Decision tree-Entropy, the calculation of information gain

Source: Internet
Author: User

The story starts with a math problem in elementary school.

"Daddy, Why is the Panda 3 not 11"

"Honey, you haven't learned the binary, okay?"

The above story is purely fictitious, the real dialogue is actually like this

"Dad, why 3:4 little"

"Baby, just a few minutes to know. You see, pigs have a few. 3, birds have 1,2,3,4. 4. Do you see a bird more than a pig? So 3:4 small "

Why do we have to use decimal? We certainly understand that the decimal is to describe the world as a language that is used in mathematics and then communicated, if you use decimal I use binary, that can not communicate is not?

The decision tree is used more, and the information gain is used as the index of feature selection, and the information gain is the entropy difference from the former entropy.

Why use entropy? Excuse me, the question is, scientists, you just use it.

Why is it that the information gain is much more chaotic? Next we'll count the verification.

Let's start with a simple, rough one:

To classify three balls, one can clearly see the red ball alone, a group of black balls. What about the information gain of the specific classification?

Before calculating entropy in Excel

E (three balls) =-1/3 * log (1/3, 2)-2/3 * log (2/3,2) = 0.918

The first kind of division is a group of red and black balls, and a group of black balls.  In the red and black group there are red balls and black balls, red and black ball each occurrence probability is a. In another group only 100% appeared black ball, the probability of the red ball was 0

So e (Red black | black) = e (red black) + E (black) =-* LOG (2)-* LOG (2)-1 * log (1, 2) = 1

The second method is the red ball itself a group, in the Red ball group appears the probability of black ball is 0, in the Black Ball group, the probability of red ball is 0, such classification has been "pure". You can still calculate the entropy:

E (Red | black) = e (red) + E (black black) =-1 * log (1, 2)-1 * log (1, 2) = 0

So

Red and black mixed information gain G (Red black | black) = e (three balls)-E (Red black | black) = 0.918-1 = -0.02

Red and black separate information gain G (red | black black) = e (three balls)-E (red | black) = 0.918-0 = 0.918

Therefore, the large gain of red | Black and Black Group is better.

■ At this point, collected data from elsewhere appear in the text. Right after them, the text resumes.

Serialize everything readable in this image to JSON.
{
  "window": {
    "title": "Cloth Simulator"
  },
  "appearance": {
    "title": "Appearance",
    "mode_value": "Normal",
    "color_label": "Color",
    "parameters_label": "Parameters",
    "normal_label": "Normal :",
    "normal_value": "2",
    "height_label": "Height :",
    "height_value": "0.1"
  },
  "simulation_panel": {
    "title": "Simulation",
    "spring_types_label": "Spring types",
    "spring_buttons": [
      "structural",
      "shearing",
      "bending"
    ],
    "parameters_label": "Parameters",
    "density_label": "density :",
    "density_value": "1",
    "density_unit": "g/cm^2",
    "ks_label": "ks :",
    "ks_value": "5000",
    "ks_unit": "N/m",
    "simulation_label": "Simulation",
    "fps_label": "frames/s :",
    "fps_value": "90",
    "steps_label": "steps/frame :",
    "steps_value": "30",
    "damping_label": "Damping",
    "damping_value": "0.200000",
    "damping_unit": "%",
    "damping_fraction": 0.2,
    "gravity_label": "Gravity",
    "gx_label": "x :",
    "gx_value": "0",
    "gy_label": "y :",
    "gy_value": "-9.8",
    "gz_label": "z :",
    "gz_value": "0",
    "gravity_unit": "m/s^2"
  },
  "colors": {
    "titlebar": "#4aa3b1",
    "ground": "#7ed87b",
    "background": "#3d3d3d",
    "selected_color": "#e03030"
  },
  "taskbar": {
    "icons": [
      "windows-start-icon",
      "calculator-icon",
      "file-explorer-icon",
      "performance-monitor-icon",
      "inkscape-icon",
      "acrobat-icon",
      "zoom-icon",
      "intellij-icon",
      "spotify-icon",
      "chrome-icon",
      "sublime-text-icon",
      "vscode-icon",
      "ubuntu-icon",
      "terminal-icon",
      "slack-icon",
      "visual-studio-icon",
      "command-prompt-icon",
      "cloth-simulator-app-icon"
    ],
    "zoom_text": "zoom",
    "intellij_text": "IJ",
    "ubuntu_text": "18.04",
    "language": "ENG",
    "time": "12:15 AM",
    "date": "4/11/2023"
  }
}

Note : The log (0, 2) = 0 is specified, although this is mathematically not true

The warm-up is over, a little more complicated:

Before you start, always focus on the red and blue two colors, it is our classification target

E (beforesplit) =-4/6 * log (4/6, 2)-2/6 * log (2/6, 2) = 0.918

If you select a shape category, the result is this (always focus on the red and blue two colors):

E (N1) = 0

E (N2) =-2/3 * log (2/3,2)-1/3 * log (1/3, 2) = 0.918

Information gain G (Shape) = 0.918-0.918-0 = 0

According to the expression classification, the result is this (please always focus on the red and blue two colors):

E (N1) = 0

E (N2) = -1/2 * LOG (2)-2 * log (1/2,) = 1

Information gain G (Shape) = 0.918-1-0 = -0.02

If you select a line (thickness) category, the result is this (always focus on the red and blue two colors):

E (N1) = -1/2 * LOG (2)-2 * log (1/2,) = 1

E (N2) = -1/4 * LOG (2)-3/4 * log (3/4, 2) = 0.811

Information gain G (Bold) = 0.918-1-0.811 =-0.893

Therefore, the preferred classification is by shape.

It can also be seen that in extreme cases, the information gain has a tendency toward the node entropy of 0, but this is not necessarily the best choice.

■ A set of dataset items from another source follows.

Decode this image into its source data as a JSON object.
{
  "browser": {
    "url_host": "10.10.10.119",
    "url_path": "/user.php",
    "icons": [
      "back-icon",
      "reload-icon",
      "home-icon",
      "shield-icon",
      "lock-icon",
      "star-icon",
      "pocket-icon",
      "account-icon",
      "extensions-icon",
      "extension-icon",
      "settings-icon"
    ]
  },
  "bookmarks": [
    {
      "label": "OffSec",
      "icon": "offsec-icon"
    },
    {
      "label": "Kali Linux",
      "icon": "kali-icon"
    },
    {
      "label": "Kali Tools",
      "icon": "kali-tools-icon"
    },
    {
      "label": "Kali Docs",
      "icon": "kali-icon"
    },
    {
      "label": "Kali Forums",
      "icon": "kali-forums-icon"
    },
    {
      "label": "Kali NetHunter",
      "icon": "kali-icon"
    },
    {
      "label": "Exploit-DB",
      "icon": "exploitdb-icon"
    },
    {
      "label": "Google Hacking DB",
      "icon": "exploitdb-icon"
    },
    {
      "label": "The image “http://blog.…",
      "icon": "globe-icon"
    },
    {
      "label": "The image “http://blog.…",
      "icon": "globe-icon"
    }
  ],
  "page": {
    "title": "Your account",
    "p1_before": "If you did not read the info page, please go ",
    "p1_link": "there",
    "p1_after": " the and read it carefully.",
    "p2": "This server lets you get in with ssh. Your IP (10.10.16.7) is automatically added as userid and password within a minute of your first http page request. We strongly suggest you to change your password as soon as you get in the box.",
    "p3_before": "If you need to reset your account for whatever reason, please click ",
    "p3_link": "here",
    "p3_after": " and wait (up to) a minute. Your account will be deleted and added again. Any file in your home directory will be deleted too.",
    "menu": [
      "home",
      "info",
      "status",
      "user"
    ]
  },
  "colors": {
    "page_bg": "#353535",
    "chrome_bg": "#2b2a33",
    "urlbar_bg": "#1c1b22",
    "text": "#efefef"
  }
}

10 binary not all fields apply, right?

^_^

Decision tree-entropy, information gain calculation

Contact Us

The content source of this page is from Internet, which doesn't represent Alibaba Cloud's opinion; products and services mentioned on that page don't have any relationship with Alibaba Cloud. If the content of the page makes you feel confusing, please write us an email, we will handle the problem within 5 days after receiving your email.

If you find any instances of plagiarism from the community, please send an email to: info-contact@alibabacloud.com and provide relevant evidence. A staff member will contact you within 5 working days.

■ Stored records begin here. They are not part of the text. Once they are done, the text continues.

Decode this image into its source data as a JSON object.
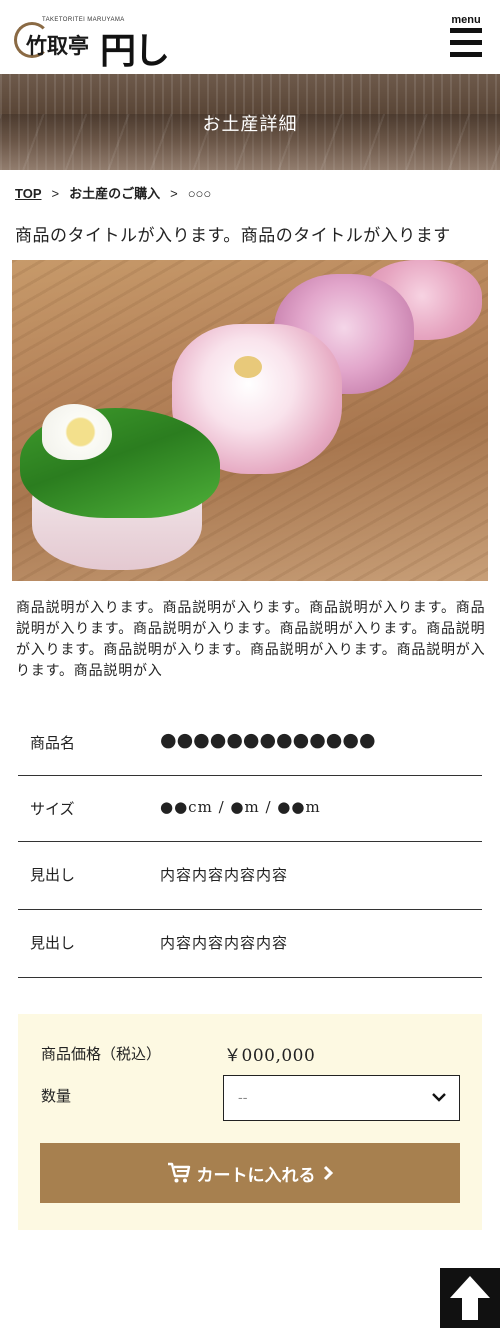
{
  "header": {
    "logo_sub": "TAKETORITEI MARUYAMA",
    "logo_kanji": "竹取亭",
    "logo_brush": "円し",
    "menu_label": "menu"
  },
  "hero": {
    "title": "お土産詳細"
  },
  "breadcrumb": {
    "items": [
      "TOP",
      "お土産のご購入",
      "○○○"
    ],
    "separator": ">"
  },
  "product": {
    "title": "商品のタイトルが入ります。商品のタイトルが入ります",
    "description": "商品説明が入ります。商品説明が入ります。商品説明が入ります。商品説明が入ります。商品説明が入ります。商品説明が入ります。商品説明が入ります。商品説明が入ります。商品説明が入ります。商品説明が入ります。商品説明が入"
  },
  "specs": [
    {
      "label": "商品名",
      "value": "●●●●●●●●●●●●●"
    },
    {
      "label": "サイズ",
      "value": "●●cm / ●m / ●●m"
    },
    {
      "label": "見出し",
      "value": "内容内容内容内容"
    },
    {
      "label": "見出し",
      "value": "内容内容内容内容"
    }
  ],
  "purchase": {
    "price_label": "商品価格（税込）",
    "price_value": "￥000,000",
    "qty_label": "数量",
    "qty_value": "--",
    "cart_label": "カートに入れる"
  },
  "colors": {
    "accent": "#a7804f",
    "purchase_bg": "#fdf9e2",
    "pagetop_bg": "#111111"
  },
  "icons": {
    "menu": "hamburger-icon",
    "cart": "cart-icon",
    "chevron": "chevron-down-icon",
    "arrow_right": "chevron-right-icon",
    "pagetop": "arrow-up-icon"
  }
}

A Free Trial That Lets You Build Big!

Start building with 50+ products and up to 12 months usage for Elastic Compute Service

  • Sales Support

    1 on 1 presale consultation

  • After-Sales Support

    24/7 Technical Support 6 Free Tickets per Quarter Faster Response

  • Alibaba Cloud offers highly flexible support services tailored to meet your exact needs.